LANSING—The Lansing Economic Area Partnership (LEAP) has again led a coalition of regional partners—including the cities of Lansing and East Lansing, Clinton County, Eaton County, and Ingham County—in securing a substantial grant from the U.S. Environmental Protection Agency that will be used to assess and jump-start the environmental cleanup of blighted and contaminated properties across the region, preparing them for redevelopment.

“This grant announcement is an incredible opportunity for our region, a true testament to what we can achieve through partnerships between the cities and counties,” said Bob Trezise, president and CEO of LEAP. “These funds jump-start projects on otherwise forgotten and contaminated properties that are quite unlikely to be cleaned up and placed back on the tax rolls, unless we intervene with our economic development programs. I want to thank (Lansing) Mayor (Andy) Schor for allowing us and the region to work with the city as the lead applicant.”

Earlier this week, the EPA announced the regional coalition, managed by LEAP through the city of Lansing and its regional partners, has received the maximum grant award of $600,000 through the 2019 EPA Brownfields Program.

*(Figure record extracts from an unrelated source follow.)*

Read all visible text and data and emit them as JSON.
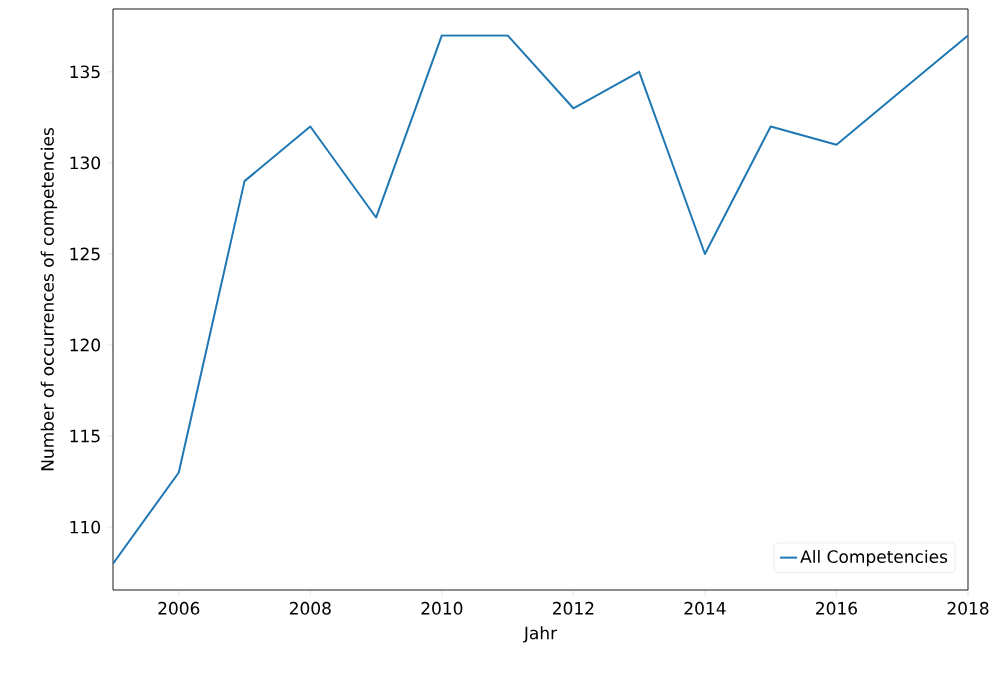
{
  "chart_data": {
    "type": "line",
    "xlabel": "Jahr",
    "ylabel": "Number of occurrences of competencies",
    "x": [
      2005,
      2006,
      2007,
      2008,
      2009,
      2010,
      2011,
      2012,
      2013,
      2014,
      2015,
      2016,
      2017,
      2018
    ],
    "series": [
      {
        "name": "All Competencies",
        "color": "#1f77b4",
        "values": [
          108,
          113,
          129,
          132,
          127,
          137,
          137,
          133,
          135,
          125,
          132,
          131,
          134,
          137
        ]
      }
    ],
    "xlim": [
      2005,
      2018
    ],
    "ylim": [
      106.55,
      138.45
    ],
    "xticks": [
      2006,
      2008,
      2010,
      2012,
      2014,
      2016,
      2018
    ],
    "yticks": [
      110,
      115,
      120,
      125,
      130,
      135
    ],
    "grid": false,
    "legend": "bottom right"
  }
}
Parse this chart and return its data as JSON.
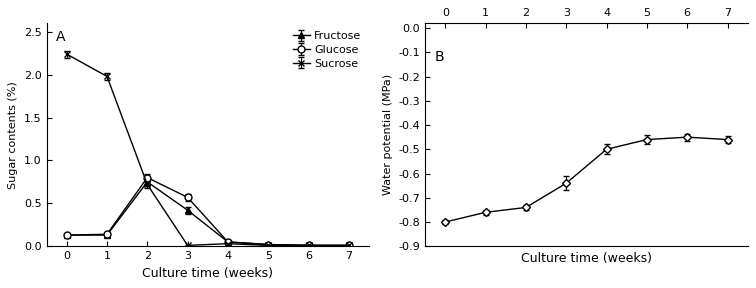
{
  "panel_A": {
    "title": "A",
    "xlabel": "Culture time (weeks)",
    "ylabel": "Sugar contents (%)",
    "weeks": [
      0,
      1,
      2,
      3,
      4,
      5,
      6,
      7
    ],
    "fructose": {
      "label": "Fructose",
      "y": [
        0.13,
        0.13,
        0.75,
        0.42,
        0.05,
        0.02,
        0.01,
        0.01
      ],
      "yerr": [
        0.01,
        0.01,
        0.05,
        0.04,
        0.01,
        0.005,
        0.005,
        0.005
      ],
      "marker": "^",
      "mfc": "black"
    },
    "glucose": {
      "label": "Glucose",
      "y": [
        0.13,
        0.14,
        0.8,
        0.57,
        0.05,
        0.02,
        0.01,
        0.01
      ],
      "yerr": [
        0.01,
        0.01,
        0.04,
        0.04,
        0.01,
        0.005,
        0.005,
        0.005
      ],
      "marker": "o",
      "mfc": "white"
    },
    "sucrose": {
      "label": "Sucrose",
      "y": [
        2.24,
        1.98,
        0.72,
        0.01,
        0.03,
        0.01,
        0.01,
        0.01
      ],
      "yerr": [
        0.04,
        0.04,
        0.04,
        0.005,
        0.01,
        0.005,
        0.005,
        0.005
      ],
      "marker": "x",
      "mfc": "black"
    },
    "ylim": [
      0,
      2.6
    ],
    "yticks": [
      0.0,
      0.5,
      1.0,
      1.5,
      2.0,
      2.5
    ]
  },
  "panel_B": {
    "title": "B",
    "xlabel": "Culture time (weeks)",
    "ylabel": "Water potential (MPa)",
    "weeks": [
      0,
      1,
      2,
      3,
      4,
      5,
      6,
      7
    ],
    "water_potential": {
      "y": [
        -0.8,
        -0.76,
        -0.74,
        -0.64,
        -0.5,
        -0.46,
        -0.45,
        -0.46
      ],
      "yerr": [
        0.01,
        0.01,
        0.01,
        0.03,
        0.02,
        0.02,
        0.015,
        0.015
      ],
      "marker": "D",
      "mfc": "white"
    },
    "ylim": [
      -0.9,
      0.02
    ],
    "yticks": [
      0.0,
      -0.1,
      -0.2,
      -0.3,
      -0.4,
      -0.5,
      -0.6,
      -0.7,
      -0.8,
      -0.9
    ]
  },
  "color": "#000000",
  "background_color": "#ffffff",
  "markersize": 5,
  "linewidth": 1.0,
  "capsize": 2,
  "elinewidth": 0.8,
  "font_size": 8,
  "label_font_size": 9
}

“It is always great to bring federal dollars to the City of Lansing,” Schor said. “These funds further enable us to act on the City of Lansing’s economic development priorities by assessing and transforming blighted properties. Thank you to the EPA for recognizing that now is a great time to invest in Lansing and the surrounding region. I’m proud of the City of Lansing, who with support from the Lansing Brownfields Redevelopment Authority and the Lansing Economic Area Partnership (LEAP), led a successful collaborative effort with the City of East Lansing, Clinton County, Eaton County and Ingham County, to apply for and secure this substantial grant.”

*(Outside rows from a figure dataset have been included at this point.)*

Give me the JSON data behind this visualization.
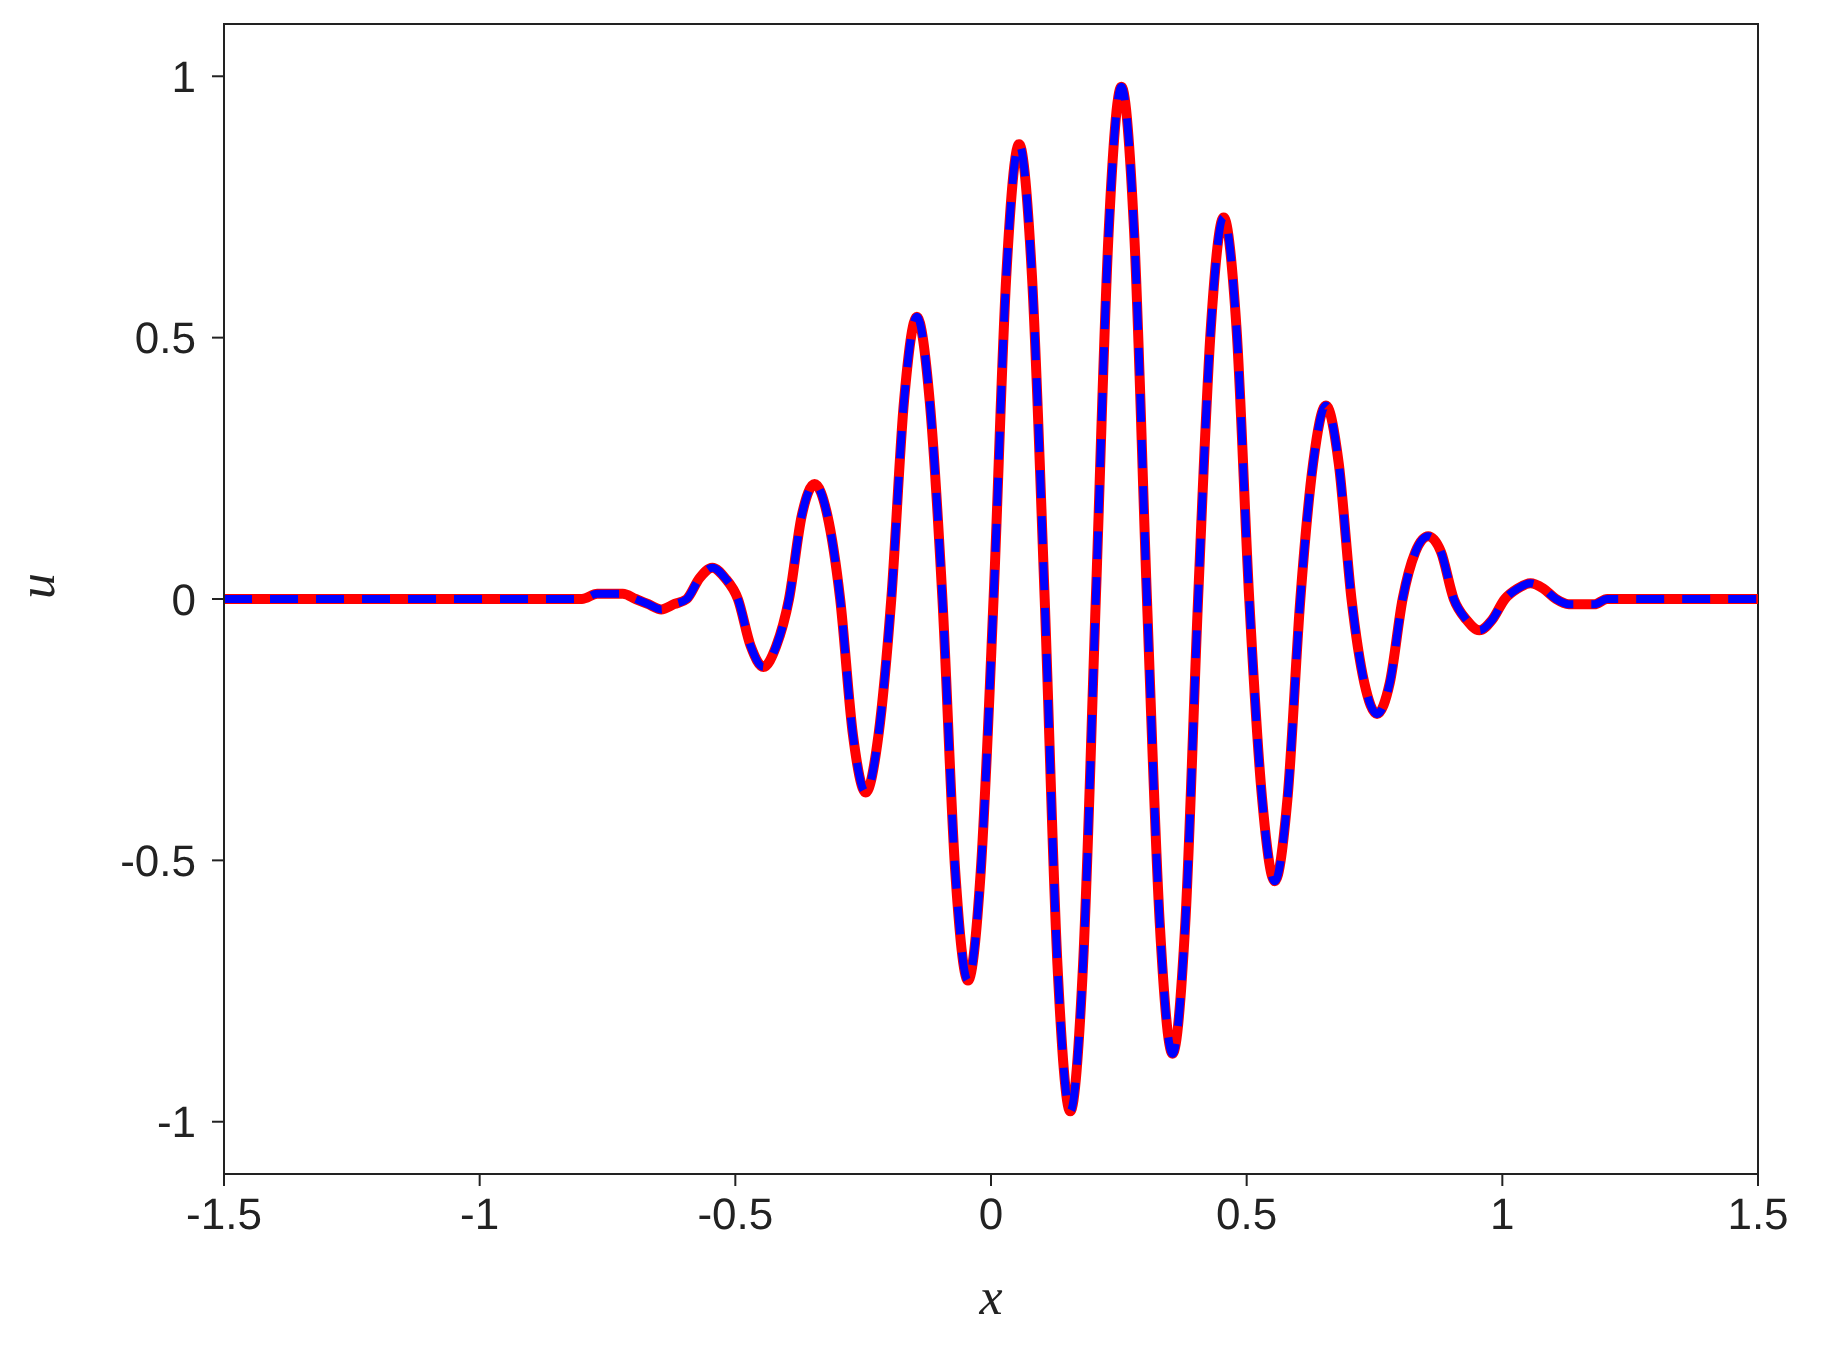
{
  "chart_data": {
    "type": "line",
    "xlabel": "x",
    "ylabel": "u",
    "xlim": [
      -1.5,
      1.5
    ],
    "ylim": [
      -1.1,
      1.1
    ],
    "xticks": [
      -1.5,
      -1,
      -0.5,
      0,
      0.5,
      1,
      1.5
    ],
    "yticks": [
      -1,
      -0.5,
      0,
      0.5,
      1
    ],
    "grid": false,
    "legend": false,
    "marker": "none",
    "x": [
      -1.5,
      -1.0,
      -0.8,
      -0.77,
      -0.745,
      -0.72,
      -0.695,
      -0.67,
      -0.645,
      -0.62,
      -0.595,
      -0.57,
      -0.545,
      -0.52,
      -0.495,
      -0.47,
      -0.445,
      -0.42,
      -0.395,
      -0.37,
      -0.345,
      -0.32,
      -0.295,
      -0.27,
      -0.245,
      -0.22,
      -0.195,
      -0.17,
      -0.145,
      -0.12,
      -0.095,
      -0.07,
      -0.045,
      -0.02,
      0.005,
      0.03,
      0.055,
      0.08,
      0.105,
      0.13,
      0.155,
      0.18,
      0.205,
      0.23,
      0.255,
      0.28,
      0.305,
      0.33,
      0.355,
      0.38,
      0.405,
      0.43,
      0.455,
      0.48,
      0.505,
      0.53,
      0.555,
      0.58,
      0.605,
      0.63,
      0.655,
      0.68,
      0.705,
      0.73,
      0.755,
      0.78,
      0.805,
      0.83,
      0.855,
      0.88,
      0.905,
      0.93,
      0.955,
      0.98,
      1.005,
      1.03,
      1.055,
      1.08,
      1.105,
      1.13,
      1.155,
      1.18,
      1.205,
      1.3,
      1.5
    ],
    "series": [
      {
        "color": "#ff0000",
        "line_style": "solid",
        "values": [
          0,
          0,
          0,
          0.01,
          0.01,
          0.01,
          0,
          -0.01,
          -0.02,
          -0.01,
          0,
          0.04,
          0.06,
          0.04,
          0,
          -0.09,
          -0.13,
          -0.09,
          0,
          0.16,
          0.22,
          0.16,
          0,
          -0.26,
          -0.37,
          -0.26,
          0,
          0.38,
          0.54,
          0.38,
          0,
          -0.52,
          -0.73,
          -0.52,
          0,
          0.62,
          0.87,
          0.62,
          0,
          -0.7,
          -0.98,
          -0.7,
          0,
          0.7,
          0.98,
          0.7,
          0,
          -0.62,
          -0.87,
          -0.62,
          0,
          0.52,
          0.73,
          0.52,
          0,
          -0.38,
          -0.54,
          -0.38,
          0,
          0.26,
          0.37,
          0.26,
          0,
          -0.16,
          -0.22,
          -0.16,
          0,
          0.09,
          0.12,
          0.09,
          0,
          -0.04,
          -0.06,
          -0.04,
          0,
          0.02,
          0.03,
          0.02,
          0,
          -0.01,
          -0.01,
          -0.01,
          0,
          0,
          0
        ]
      },
      {
        "color": "#0000ff",
        "line_style": "dashed",
        "values": [
          0,
          0,
          0,
          0.01,
          0.01,
          0.01,
          0,
          -0.01,
          -0.02,
          -0.01,
          0,
          0.04,
          0.06,
          0.04,
          0,
          -0.09,
          -0.13,
          -0.09,
          0,
          0.16,
          0.22,
          0.16,
          0,
          -0.26,
          -0.37,
          -0.26,
          0,
          0.38,
          0.54,
          0.38,
          0,
          -0.52,
          -0.73,
          -0.52,
          0,
          0.62,
          0.87,
          0.62,
          0,
          -0.7,
          -0.98,
          -0.7,
          0,
          0.7,
          0.98,
          0.7,
          0,
          -0.62,
          -0.87,
          -0.62,
          0,
          0.52,
          0.73,
          0.52,
          0,
          -0.38,
          -0.54,
          -0.38,
          0,
          0.26,
          0.37,
          0.26,
          0,
          -0.16,
          -0.22,
          -0.16,
          0,
          0.09,
          0.12,
          0.09,
          0,
          -0.04,
          -0.06,
          -0.04,
          0,
          0.02,
          0.03,
          0.02,
          0,
          -0.01,
          -0.01,
          -0.01,
          0,
          0,
          0
        ]
      }
    ]
  }
}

The 2019 award follows a successful 2015 EPA Brownfield Grant, which resulted in the environmental assessment of 42 properties and spurred projects across the region, including Provident Place in Lansing, the Center City District project in downtown East Lansing, the Okemos Point apartments in Meridian Township, and Looking Glass Brewery in Dewitt. Other sites are in preparation to move forward with development.

“Environmental setbacks can often complicate and put a stop to redevelopment projects in the region,” said East Lansing Mayor Mark Meadows. “Right now, in the heart of East Lansing, we are seeing the impact these funds can have.”

Added Eaton County Board of Commissioners Chairman Terrance Augustine: “On behalf of Clinton, Eaton and Ingham counties, I appreciate LEAP bringing together our urban and rural communities. Protecting our environment and economic development within our tri-county region are high priorities. Our residents and businesses very much appreciate the EPA for providing these integral funds towards achieving both.”